Juli Shamash, whose 19-year-old son Tyler died of a fentanyl overdose at a sober-living facility in Beverlywood in 2018, is among a growing number of parents who have lost their children to the synthetic opioid and are taking action to raise awareness and fight back.

“To parents out there who think, ‘not my child,’ think again,” Shamash said. She said she started her nonprofit Drug Awareness Foundation to alert the public to the dangers of fentanyl, which is 50 times more powerful than morphine. She was pleased to see the approach L.A. County is taking to tackle the problem.

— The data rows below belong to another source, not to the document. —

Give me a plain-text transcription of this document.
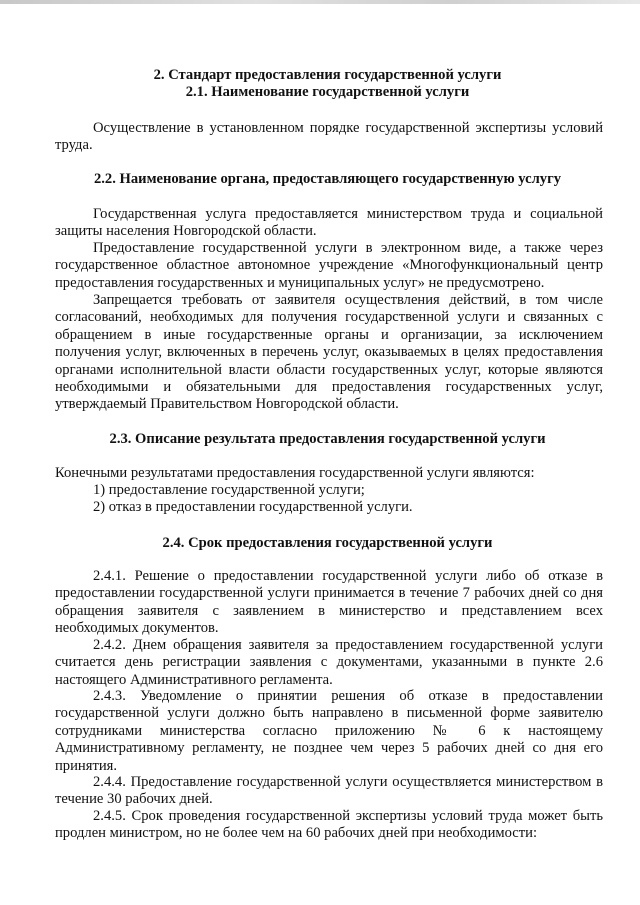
2. Стандарт предоставления государственной услуги
2.1. Наименование государственной услуги
Осуществление в установленном порядке государственной экспертизы условий труда.
2.2. Наименование органа, предоставляющего государственную услугу
Государственная услуга предоставляется министерством труда и социальной защиты населения Новгородской области.
Предоставление государственной услуги в электронном виде, а также через государственное областное автономное учреждение «Многофункциональный центр предоставления государственных и муниципальных услуг» не предусмотрено.
Запрещается требовать от заявителя осуществления действий, в том числе согласований, необходимых для получения государственной услуги и связанных с обращением в иные государственные органы и организации, за исключением получения услуг, включенных в перечень услуг, оказываемых в целях предоставления органами исполнительной власти области государственных услуг, которые являются необходимыми и обязательными для предоставления государственных услуг, утверждаемый Правительством Новгородской области.
2.3. Описание результата предоставления государственной услуги
Конечными результатами предоставления государственной услуги являются:
1) предоставление государственной услуги;
2) отказ в предоставлении государственной услуги.
2.4. Срок предоставления государственной услуги
2.4.1. Решение о предоставлении государственной услуги либо об отказе в предоставлении государственной услуги принимается в течение 7 рабочих дней со дня обращения заявителя с заявлением в министерство и представлением всех необходимых документов.
2.4.2. Днем обращения заявителя за предоставлением государственной услуги считается день регистрации заявления с документами, указанными в пункте 2.6 настоящего Административного регламента.
2.4.3. Уведомление о принятии решения об отказе в предоставлении государственной услуги должно быть направлено в письменной форме заявителю сотрудниками министерства согласно приложению № 6 к настоящему Административному регламенту, не позднее чем через 5 рабочих дней со дня его принятия.
2.4.4. Предоставление государственной услуги осуществляется министерством в течение 30 рабочих дней.
2.4.5. Срок проведения государственной экспертизы условий труда может быть продлен министром, но не более чем на 60 рабочих дней при необходимости:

“I am here representing an army of grieving parents, who are ready, willing and able to come to your schools and talk about this,” Shamash said.

If the county really wants to attack the fentanyl problem, it must focus on “harm-reduction models” that provide support services to the addicts and families affected by drug abuse, said Jeannette Zanipatin, California director of Drug Policy Alliance, a nonprofit focusing on criminal justice and drug policy reforms.

“Years of massive disinvestment have led to this,” Zanipatin said.

She said that to address the infiltration of fentanyl on the street and reduce overdose fatalities, Los Angeles County needs a comprehensive approach and response that includes investments in harm-reduction services, the creation of overdose prevention programs, making treatment-on-demand available, and facilitating reality-based and evidence-based drug education for parents, students and school administrators.

Additionally, it needs to establish proper social support networks, including better access to health care, mental health care, food and nutrition, job training and “housing first” models.

“Recycled, failed war on drug policies have only served to contaminate the drug supply and drive more people to overdose,” Zanipatin said. “We are at a pivotal moment right now. We must join forces to do more. What we’ve done in the past just simply isn’t working.”